In a widely read article from the Atlantic magazine, Ta-Nehisi Coates recently raised the issue of reparations to African Americans to help close that very wealth gap:
Perhaps no statistic better illustrates the enduring legacy of our country's shameful history of treating black people as sub-citizens, sub-Americans, and sub-humans than the wealth gap. Reparations would seek to close this chasm. But as surely as the creation of the wealth gap required the cooperation of every aspect of the society, bridging it will require the same.
But how does one bridge those inequities when it is those very inequities that fuel the chasm?
Multiracial alliances that link social justice and quality education by addressing racial inequities do exist today. But they are relatively weak, partly because social struggle itself is at a relatively low ebb. The greatest gains toward racially equitable outcomes in education have come during times of intense social struggle that involve multiracial alliances. It has been in these times of struggle that more white people question this nation's racial divide with some of them even joining with people of color in the battle for racial justice.

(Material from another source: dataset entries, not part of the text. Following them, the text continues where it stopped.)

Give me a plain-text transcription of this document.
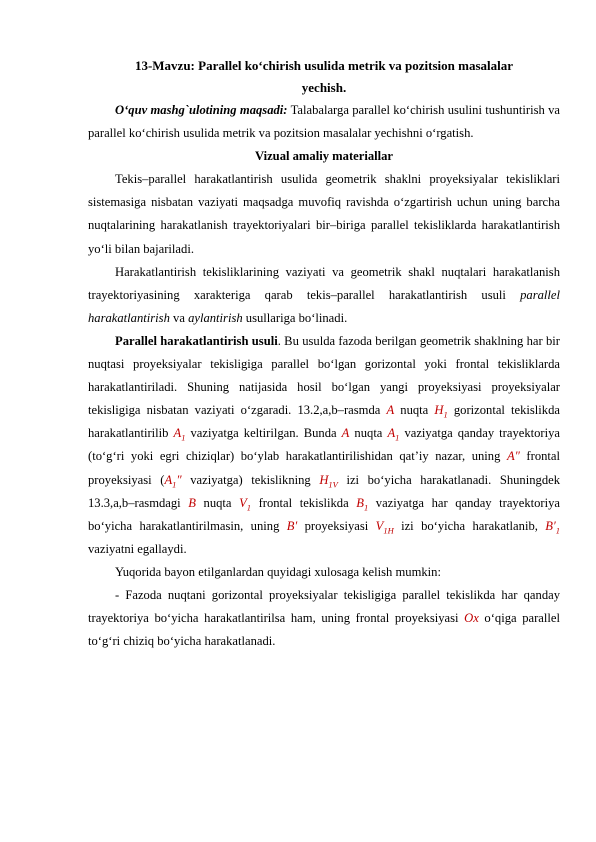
13-Mavzu: Parallel ko‘chirish usulida metrik va pozitsion masalalar
yechish.

O‘quv mashg`ulotining maqsadi: Talabalarga parallel ko‘chirish usulini tushuntirish va parallel ko‘chirish usulida metrik va pozitsion masalalar yechishni o‘rgatish.

Vizual amaliy materiallar

Tekis–parallel harakatlantirish usulida geometrik shaklni proyeksiyalar tekisliklari sistemasiga nisbatan vaziyati maqsadga muvofiq ravishda o‘zgartirish uchun uning barcha nuqtalarining harakatlanish trayektoriyalari bir–biriga parallel tekisliklarda harakatlantirish yo‘li bilan bajariladi.

Harakatlantirish tekisliklarining vaziyati va geometrik shakl nuqtalari harakatlanish trayektoriyasining xarakteriga qarab tekis–parallel harakatlantirish usuli parallel harakatlantirish va aylantirish usullariga bo‘linadi.

Parallel harakatlantirish usuli. Bu usulda fazoda berilgan geometrik shaklning har bir nuqtasi proyeksiyalar tekisligiga parallel bo‘lgan gorizontal yoki frontal tekisliklarda harakatlantiriladi. Shuning natijasida hosil bo‘lgan yangi proyeksiyasi proyeksiyalar tekisligiga nisbatan vaziyati o‘zgaradi. 13.2,a,b–rasmda A nuqta $H_1$ gorizontal tekislikda harakatlantirilib $A_1$ vaziyatga keltirilgan. Bunda A nuqta $A_1$ vaziyatga qanday trayektoriya (to‘g‘ri yoki egri chiziqlar) bo‘ylab harakatlantirilishidan qat’iy nazar, uning A″ frontal proyeksiyasi ($A_1''$ vaziyatga) tekislikning $H_{1V}$ izi bo‘yicha harakatlanadi. Shuningdek 13.3,a,b–rasmdagi B nuqta $V_1$ frontal tekislikda $B_1$ vaziyatga har qanday trayektoriya bo‘yicha harakatlantirilmasin, uning B′ proyeksiyasi $V_{1H}$ izi bo‘yicha harakatlanib, $B'_1$ vaziyatni egallaydi.

Yuqorida bayon etilganlardan quyidagi xulosaga kelish mumkin:

- Fazoda nuqtani gorizontal proyeksiyalar tekisligiga parallel tekislikda har qanday trayektoriya bo‘yicha harakatlantirilsa ham, uning frontal proyeksiyasi Ox o‘qiga parallel to‘g‘ri chiziq bo‘yicha harakatlanadi.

Racial inequities must be addressed directly if we are going to create an educational system that works for all children. And frankly, the kind of education that most white children receive could also use serious improvement.
Socialists such as myself believe that a strong well-organized working class is the best hope of success in any major societal transformation. We need to be fully aware that striking at racism, which lies at the heart of American corporate capitalism is a radical demand. To put it bluntly, we're messing with their money and these are powerful people who don't like that at all. But without the power of a strong multi-racial working class movement, how can we possibly counter the current corporate offensive against public education?
In short the education justice movement cannot succeed unless it deals directly with economic inequality and racism.
Across the USA there are people in the education justice movement who see the big picture and are struggling for racial equity in education and socio-economic justice for all working people. But the hard facts are that we are have been losing most of these battles. That should surprise no one. We are up against some of the most powerful corporations and financial institutions on this planet...and a racial caste system that dates back centuries.
But evidence across the country suggests that public opposition to the corporate offensive against public education is growing. This corporate attack is aided by the Department of Education (DOE) and the White House. The USA's two largest teacher unions have been very critical of DOE chief Arne Duncan with the National Education Association even calling for his ouster. Duncan honed his destructive skills on Chicago's African American neighborhood schools when he was the head of the Chicago school system.
And here in Chicago another sign the times may be a changin'. Chicago Teachers Union president Karen Lewis is leading Rahm Emanuel in the latest poll for the 2015 mayoral election. Lewis has put poverty and racism front and center in the education justice movement here. The future is unwritten, but pardon me for showing a flash of optimism.